The Drama 1st Years helped launch NLB's READ! Singapore programme today with their dramatic reading from "To Kill a Mockingbird." It was interesting to compare our performance with the other 3 items because it was certainly different in style and genre. The most obvious difference was that our performers read from text that they carried on stage whereas the others were actual performances. We went for realism: movement that had definite motivational cues, the others went abstract and stylized. It's not so much a case here of which performance was better than another, but it seems like we were the odd ones out.
This fact became quite pointed when during the shmooze session, a lady representing a local Chinese drama organization commented with good intentions that our item was a bit static and could have used more movement. I totally agree. If we had been off-script, there could have been a more detailed study of the characters in terms of gesture, traffic pattern, anything other than a repetitive stand-sit-stand make-contact-break-contact kind of interaction; but considering the scenario we were playing and the style we were presenting in, I chose to move only when there was a real need to rather than move for the sake of moving; to not overkill a scene by playing around with light and sound; to bring in new elements without precedent; and to have characters stand around waiting for a line without having a reason or purpose to appear onstage other than to deliver it; all for the sake of giving the audience something to look at so they don't get bored. No wonder I don't win awards for my directorial attempts.

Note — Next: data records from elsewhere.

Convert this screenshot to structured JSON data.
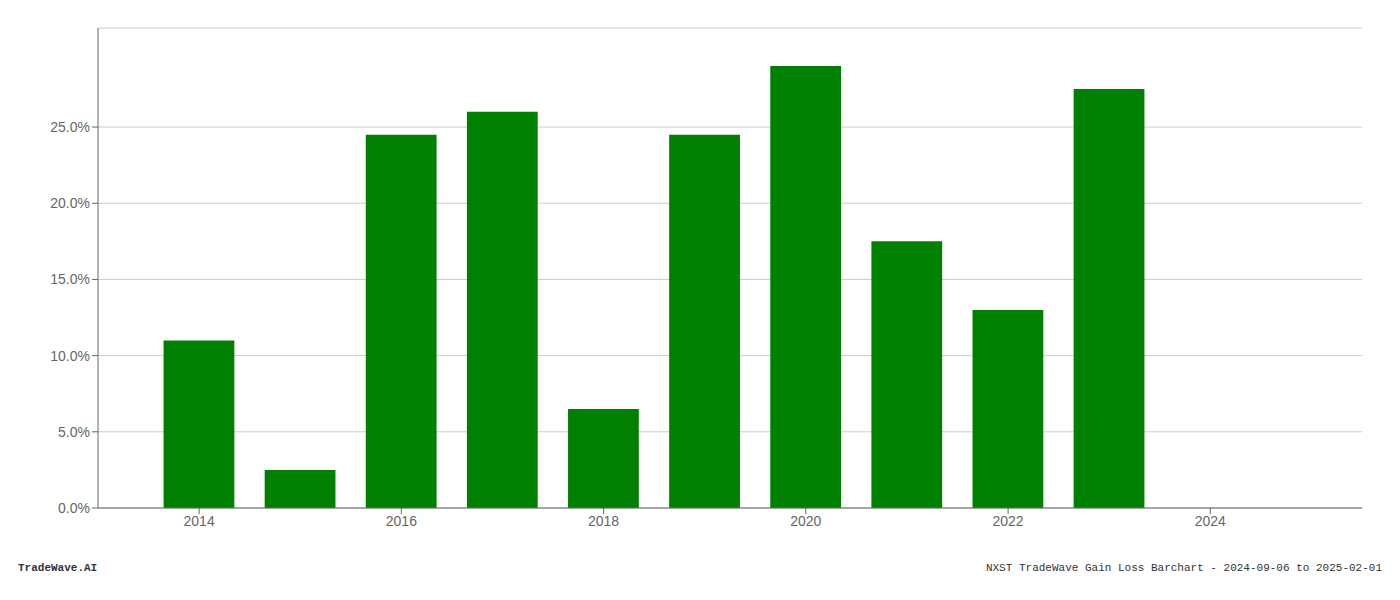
{
  "chart_data": {
    "type": "bar",
    "x": [
      2014,
      2015,
      2016,
      2017,
      2018,
      2019,
      2020,
      2021,
      2022,
      2023
    ],
    "values": [
      0.11,
      0.025,
      0.245,
      0.26,
      0.065,
      0.245,
      0.29,
      0.175,
      0.13,
      0.275
    ],
    "color": "#008000",
    "xlim": [
      2013.0,
      2025.5
    ],
    "ylim": [
      0.0,
      0.315
    ],
    "xticks": [
      2014,
      2016,
      2018,
      2020,
      2022,
      2024
    ],
    "yticks": [
      {
        "value": 0.0,
        "label": "0.0%"
      },
      {
        "value": 0.05,
        "label": "5.0%"
      },
      {
        "value": 0.1,
        "label": "10.0%"
      },
      {
        "value": 0.15,
        "label": "15.0%"
      },
      {
        "value": 0.2,
        "label": "20.0%"
      },
      {
        "value": 0.25,
        "label": "25.0%"
      }
    ],
    "grid": true,
    "annotations": [
      "TradeWave.AI",
      "NXST TradeWave Gain Loss Barchart - 2024-09-06 to 2025-02-01"
    ]
  }
}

Anyway, this READ! Singapore programme aims to get everybody reading a common set of books -- a canon comprising 3 specific titles for each of our 4 national languages -- and then start book clubs wherever we are, work or neighbourhood or in transit, to discuss them.
"Eh, Seng, you read "Tequila Mockingbird" or not?"
"Ya, that Ah Tikus is my ou xiang. Now I wan' to study lor...!"
"But that May-la, dam' b**ch one, ok? Mei you liang xin for the black guy."
"Ayah, black people always very poor thing lah. But Ah Tikus fight for them, that's why I like him!"
"Actually, I'm more of a Bo guy..."
"No lah! Carrie will be the next American Idol!"
I feel so literate already. Oh, well, at least we're talking.
But seriously, it may be idealistic, but I too am buying in on the need to read. We live in the too-much-information age. What info we access is so transitory, so rapidly mutable, that it affects the way we think and the way our belief structure works. We learn quickly that nothing in our world is permanent and apply this attitude to things that do need a sense of the long-term, our values and our relationships, for example.
Reading for pleasure helps us slow time down. Unlike information, the stuff in stories does not change, and we get horribly upset if someone tries to do just that. A work of Fiction may have all the descriptive details thrown into the text, but our imaginations fully engage to fill in the gaps where language proves inadequate. This is how we exercise our ability to dream, and dreams are in short supply in this place.
Ironically, the kind of industry our country is moving into is named "knowledge-based," but we'll never survive just providing information alone 'cos it's too cheap and too easily available anywhere in the networked world. We should sell dreams instead -- they are from an unlimited source, our minds -- and we have the facilities, technology and know-how here to turn them into reality for other people. It's a more fun and rewarding business to get into, besides.